Aus der Angst-Ecke herauslieben

Dieses Anliegen teilt der Wiener Pastoraltheologe Paul Zulehner, der auch Geistlicher Assistent der KAÖ ist. Zulehner diagnostizierte in seinen Wortmeldungen einmal mehr die Angst, die die gegenwärtige Gesellschaft in Europa auseinandertreibt, und er trat auch in Klagenfurt für sein Projekt einer "Entängstigung" ein: Moralisieren helfe nicht, so Zulehner. Es gehe vielmehr darum, dass Menschen "aus ihrer Angst-Ecke herausgeliebt werden". Der Pastoraltheologe rief dazu auf, der Sprache der Abwehr, die sich in Worten wie "Flüchtlingsstrom","Lawine","abschotten", "Zäune" manifestiert, "gute Geschichten" entgegenzusetzen. Die Wiener Pastoraltheologin Regina Polak legte dazu eine Theologie der Migration vor, mit Hilfe derer und anhand vieler biblischer Belege sie darlegte, wie der Fluch der Migration zum Segen werden kann: "Mit den flüchtenden Menschen kommt Gott nach Europa", brachte es Polak auf den Punkt.

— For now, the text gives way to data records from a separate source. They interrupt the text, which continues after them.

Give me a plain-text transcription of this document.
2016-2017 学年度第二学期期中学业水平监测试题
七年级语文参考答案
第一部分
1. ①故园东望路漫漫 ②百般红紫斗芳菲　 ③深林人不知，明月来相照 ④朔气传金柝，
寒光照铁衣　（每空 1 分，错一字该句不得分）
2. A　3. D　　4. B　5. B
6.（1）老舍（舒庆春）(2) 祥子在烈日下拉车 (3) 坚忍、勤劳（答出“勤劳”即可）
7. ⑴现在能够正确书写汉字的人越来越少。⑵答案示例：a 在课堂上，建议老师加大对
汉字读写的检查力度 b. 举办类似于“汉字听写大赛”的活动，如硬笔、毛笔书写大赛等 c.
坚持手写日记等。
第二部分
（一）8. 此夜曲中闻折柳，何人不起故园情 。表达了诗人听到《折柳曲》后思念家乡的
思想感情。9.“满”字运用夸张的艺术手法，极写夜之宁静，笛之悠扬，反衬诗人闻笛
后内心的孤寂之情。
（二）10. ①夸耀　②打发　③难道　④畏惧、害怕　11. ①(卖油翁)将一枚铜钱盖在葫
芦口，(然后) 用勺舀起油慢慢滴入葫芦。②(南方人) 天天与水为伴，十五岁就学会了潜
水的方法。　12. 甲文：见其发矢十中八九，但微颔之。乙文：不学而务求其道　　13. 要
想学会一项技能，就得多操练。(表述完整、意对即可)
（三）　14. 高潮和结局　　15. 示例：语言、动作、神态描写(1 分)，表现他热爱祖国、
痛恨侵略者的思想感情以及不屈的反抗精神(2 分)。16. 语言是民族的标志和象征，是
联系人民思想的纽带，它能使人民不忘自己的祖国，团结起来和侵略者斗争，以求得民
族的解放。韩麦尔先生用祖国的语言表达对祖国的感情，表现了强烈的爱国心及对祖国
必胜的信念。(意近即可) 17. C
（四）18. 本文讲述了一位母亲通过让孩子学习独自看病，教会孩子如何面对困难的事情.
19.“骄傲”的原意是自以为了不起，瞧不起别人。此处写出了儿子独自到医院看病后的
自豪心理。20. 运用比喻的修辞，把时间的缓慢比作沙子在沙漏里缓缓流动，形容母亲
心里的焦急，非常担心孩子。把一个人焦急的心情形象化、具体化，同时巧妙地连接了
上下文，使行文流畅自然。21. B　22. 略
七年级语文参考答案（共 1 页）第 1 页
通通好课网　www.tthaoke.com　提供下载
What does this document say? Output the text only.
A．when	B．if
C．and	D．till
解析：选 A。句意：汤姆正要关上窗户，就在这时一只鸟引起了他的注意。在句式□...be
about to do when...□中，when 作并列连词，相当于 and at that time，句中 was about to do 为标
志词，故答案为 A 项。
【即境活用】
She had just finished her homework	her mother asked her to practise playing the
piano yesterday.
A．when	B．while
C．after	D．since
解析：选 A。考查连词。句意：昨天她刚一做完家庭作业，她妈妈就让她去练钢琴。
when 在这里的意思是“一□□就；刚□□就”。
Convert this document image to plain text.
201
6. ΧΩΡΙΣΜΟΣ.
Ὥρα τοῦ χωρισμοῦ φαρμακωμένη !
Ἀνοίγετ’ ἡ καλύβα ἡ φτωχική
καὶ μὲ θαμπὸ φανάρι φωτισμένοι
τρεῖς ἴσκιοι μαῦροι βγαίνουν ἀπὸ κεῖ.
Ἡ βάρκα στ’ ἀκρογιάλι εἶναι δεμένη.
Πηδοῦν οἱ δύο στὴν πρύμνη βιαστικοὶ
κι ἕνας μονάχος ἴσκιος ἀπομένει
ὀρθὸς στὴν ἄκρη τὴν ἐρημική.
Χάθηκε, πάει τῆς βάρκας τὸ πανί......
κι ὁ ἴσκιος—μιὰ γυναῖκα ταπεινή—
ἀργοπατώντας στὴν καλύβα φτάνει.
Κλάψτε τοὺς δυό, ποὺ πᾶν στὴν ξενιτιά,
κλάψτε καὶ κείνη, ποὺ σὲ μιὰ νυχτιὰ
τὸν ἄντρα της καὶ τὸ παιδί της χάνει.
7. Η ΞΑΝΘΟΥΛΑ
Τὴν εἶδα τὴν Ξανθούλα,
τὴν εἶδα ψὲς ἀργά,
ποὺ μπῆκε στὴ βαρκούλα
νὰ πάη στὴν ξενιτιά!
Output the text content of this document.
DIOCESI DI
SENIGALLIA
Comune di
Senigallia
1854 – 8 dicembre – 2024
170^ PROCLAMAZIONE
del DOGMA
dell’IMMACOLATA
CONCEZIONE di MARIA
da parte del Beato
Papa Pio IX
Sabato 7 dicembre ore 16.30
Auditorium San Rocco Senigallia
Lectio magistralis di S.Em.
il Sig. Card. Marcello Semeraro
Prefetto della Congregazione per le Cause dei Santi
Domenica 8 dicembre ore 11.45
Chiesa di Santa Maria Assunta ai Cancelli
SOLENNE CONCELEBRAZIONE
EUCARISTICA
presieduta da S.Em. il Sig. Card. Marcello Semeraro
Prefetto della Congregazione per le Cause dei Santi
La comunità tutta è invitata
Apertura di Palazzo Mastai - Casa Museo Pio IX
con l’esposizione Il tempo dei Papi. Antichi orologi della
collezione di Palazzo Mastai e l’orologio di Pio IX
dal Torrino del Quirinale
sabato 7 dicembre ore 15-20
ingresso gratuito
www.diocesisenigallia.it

Viel und Wichtiges wurde bei der Tagung in Klagenfurt ausgesprochen und angemahnt. Aber noch am Sonntag sprach sich - erwartungsgemäß - eine Riesenmehrheit der Abstimmenden in Ungarn für eine extrem restriktive Flüchtlingspolitik aus (auch wenn das Quorum für die Gültigkeit des Referendums verfehlt wurde). Und Österreichs Außenminister Sebastian Kurz stärkte Viktor Orbán auch in deutschen Medien den Rücken.

"Europa soll das Christentum leben statt um sein Erbe zu bangen": Diesen Appell, mit dem KAÖ-Präsidentin Schaffelhofer die Zusammenkunft in Klagenfurt eröffnet hatte, wird sie noch oft wiederholen müssen.